Wednesday's Market Minute: Bulls Need A Subzero Inflation Print

Wednesday's Market Minute: Bulls Need A Subzero Inflation Print

This might just be the most-watched inflation print all year, thanks to the persistent yarn bulls are spinning about peak inflation. The Nasdaq is now technically in a bull market, up 20% from the bottom. Bitcoin is trying desperately to break out from its summer-long range, but the dollar refuses to back down – probably because there’s a huge disconnect between the market’s story and the one coming from the Federal Reserve.

Will “Peak Inflation” age better than “Transitory?” The two share a lot in common in their potential to disappoint investors. The difference is that this time, it’s market participants promising the prediction, not the central bank. Fed members have done just about everything possible to distance themselves from the idea that they have a reason to slow down their tightening program, yet the notion that they’re preparing to pivot is permeating Wall Street’s consciousness. 

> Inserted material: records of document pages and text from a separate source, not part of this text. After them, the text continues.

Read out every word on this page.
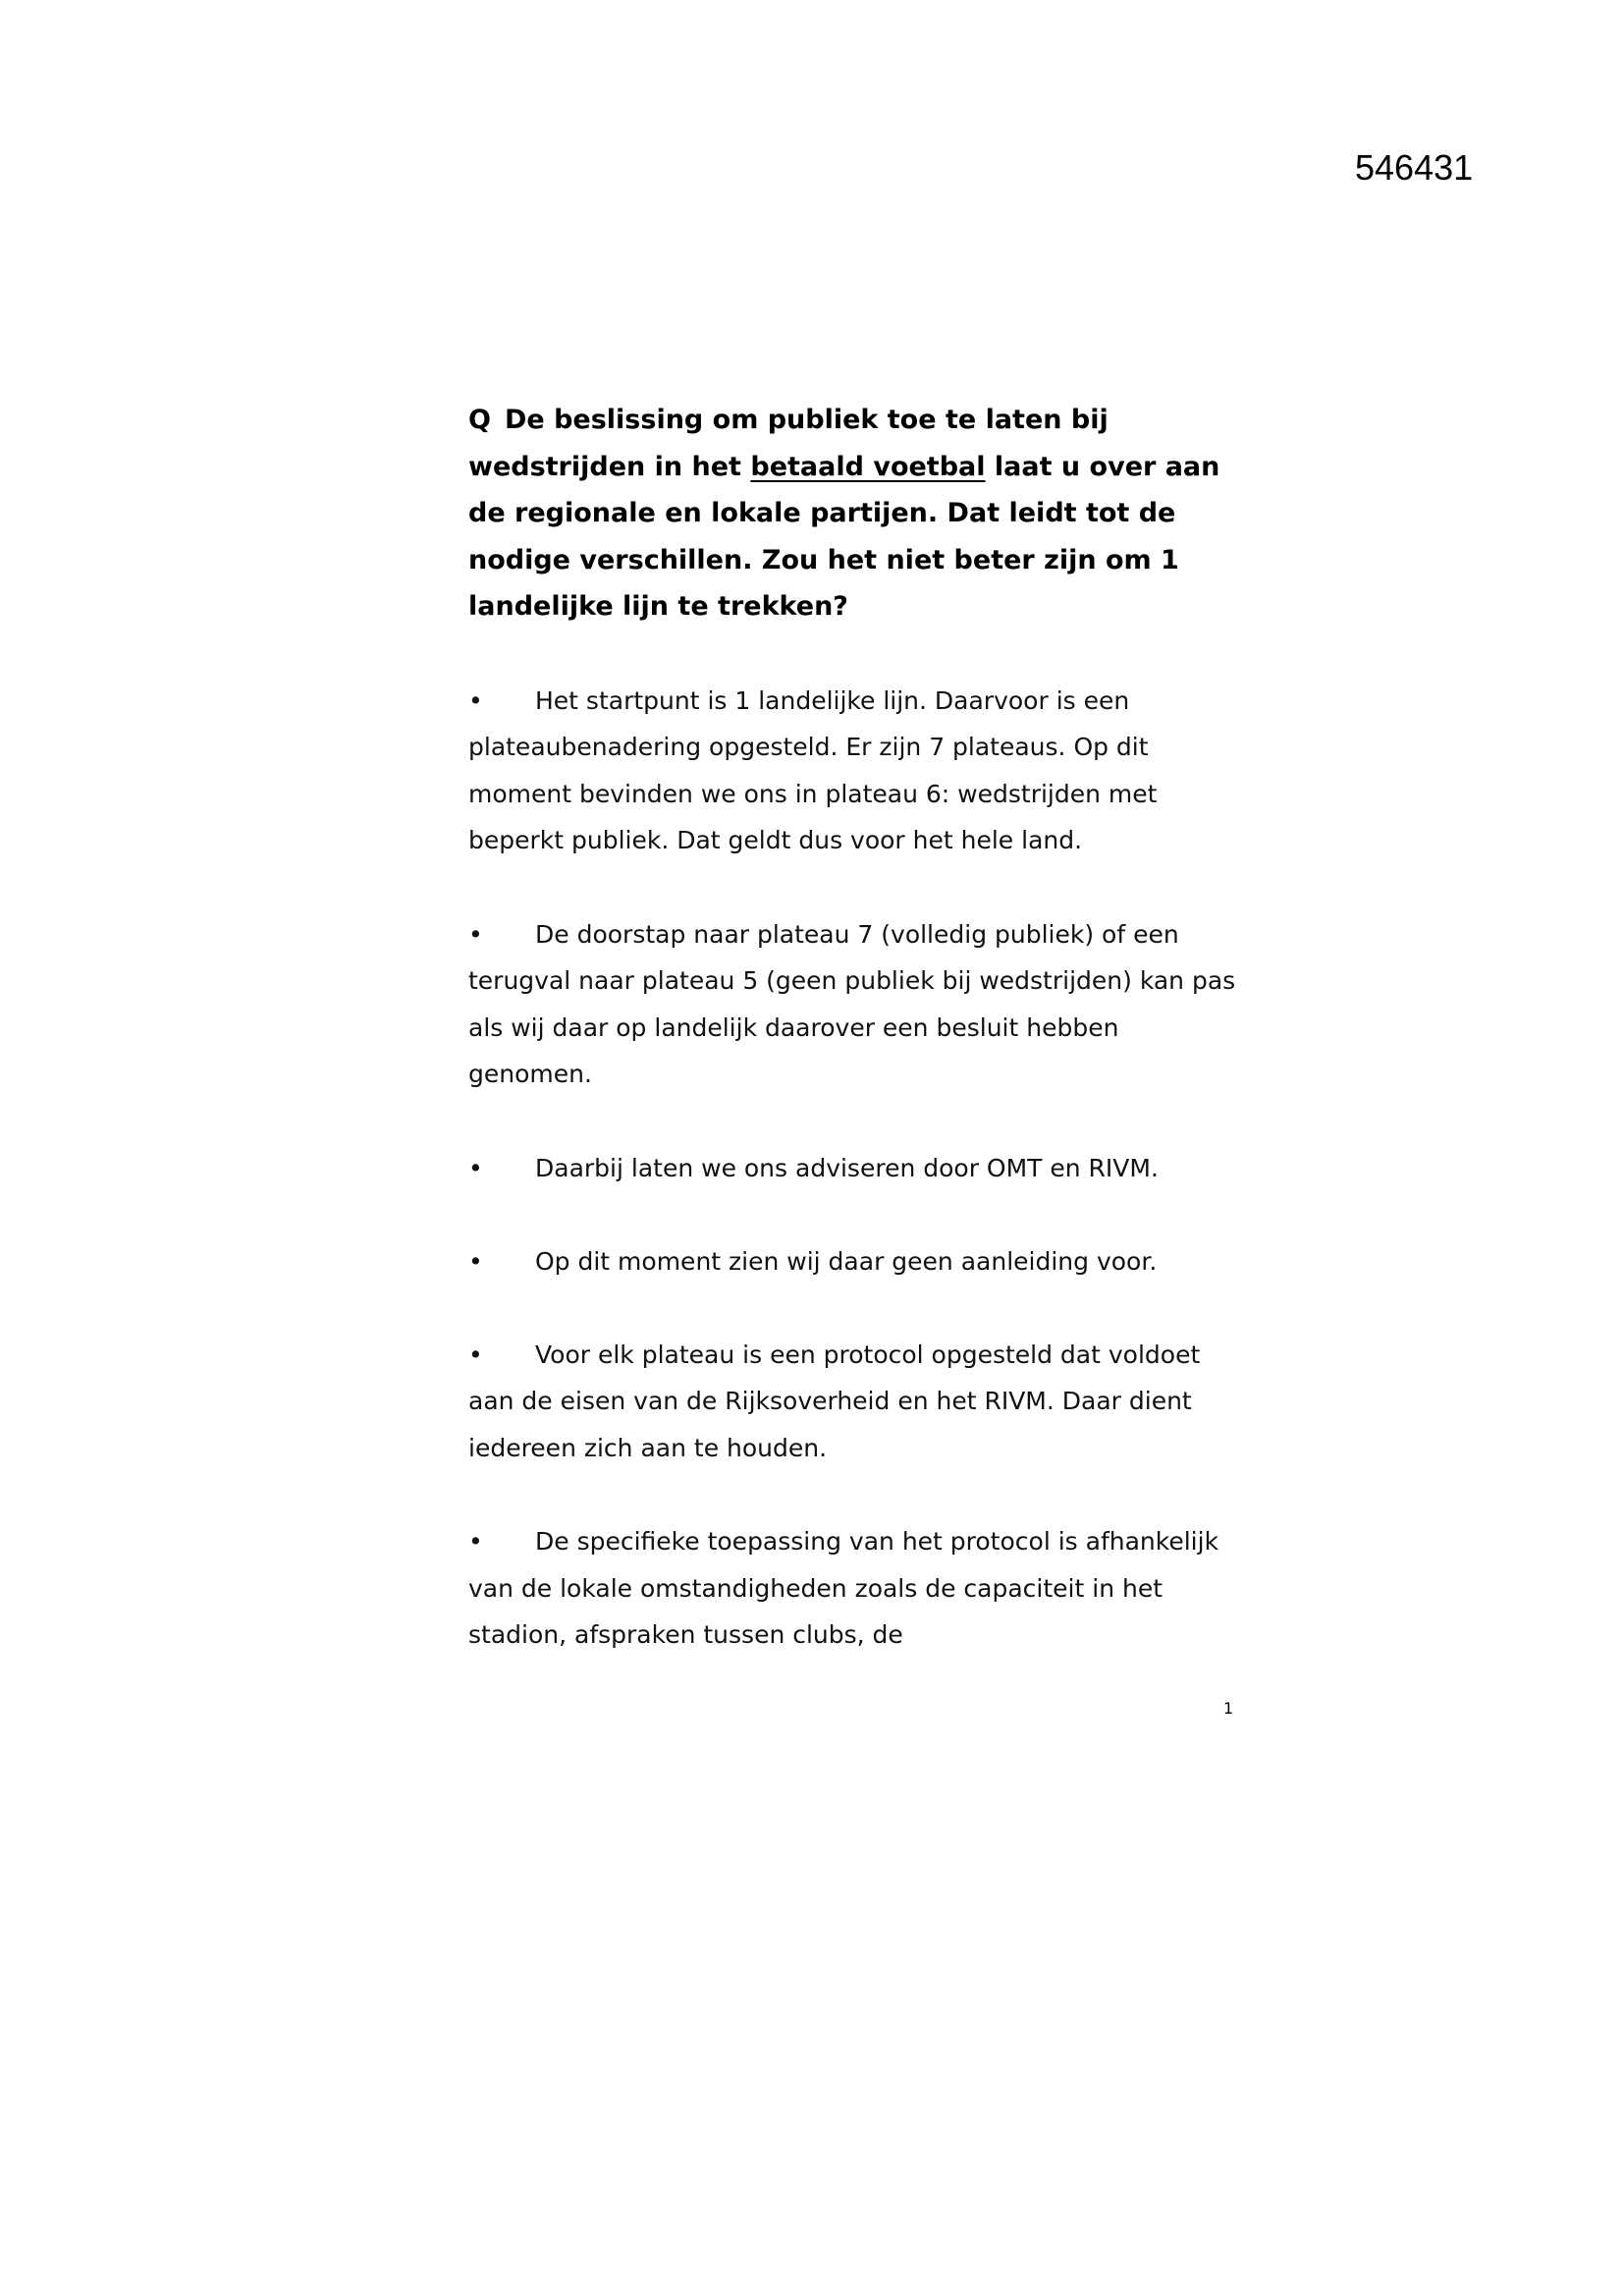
546431

Q De beslissing om publiek toe te laten bij wedstrijden in het betaald voetbal laat u over aan de regionale en lokale partijen. Dat leidt tot de nodige verschillen. Zou het niet beter zijn om 1 landelijke lijn te trekken?

• Het startpunt is 1 landelijke lijn. Daarvoor is een plateaubenadering opgesteld. Er zijn 7 plateaus. Op dit moment bevinden we ons in plateau 6: wedstrijden met beperkt publiek. Dat geldt dus voor het hele land.

• De doorstap naar plateau 7 (volledig publiek) of een terugval naar plateau 5 (geen publiek bij wedstrijden) kan pas als wij daar op landelijk daarover een besluit hebben genomen.

• Daarbij laten we ons adviseren door OMT en RIVM.

• Op dit moment zien wij daar geen aanleiding voor.

• Voor elk plateau is een protocol opgesteld dat voldoet aan de eisen van de Rijksoverheid en het RIVM. Daar dient iedereen zich aan te houden.

• De specifieke toepassing van het protocol is afhankelijk van de lokale omstandigheden zoals de capaciteit in het stadion, afspraken tussen clubs, de

1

That’s why when it comes to Wednesday’s CPI print, the status quo likely won’t suffice. Economists expect the month-over-month consumer price index to cool off to just a 0.2% rise. That would indeed suggest the momentum for inflation – by definition a rate of change – has peaked. But it’s still not an ideal outcome, and not one likely to sway the Fed from hiking rates. A positive number still means prices are climbing, albeit more slowly, but at intolerably high levels just shy of nine percent.

Earnings have been a mess this season, consumers are weakening, and the latest wave of semiconductor updates are a major problem for the market. That’s to say nothing of the chaotic geopolitical landscape. Peak inflation is the only narrative bulls have going, and everyone’s been waiting for Wednesday’s data for weeks. It’s baked in. For stocks to continue their momentum, a slower rate of still-increasing inflation is unlikely to do. The number needs to be cool. Ice-cold. Subzero. Literally. A negative month-over-month figure is the only scenario in which I see a rally.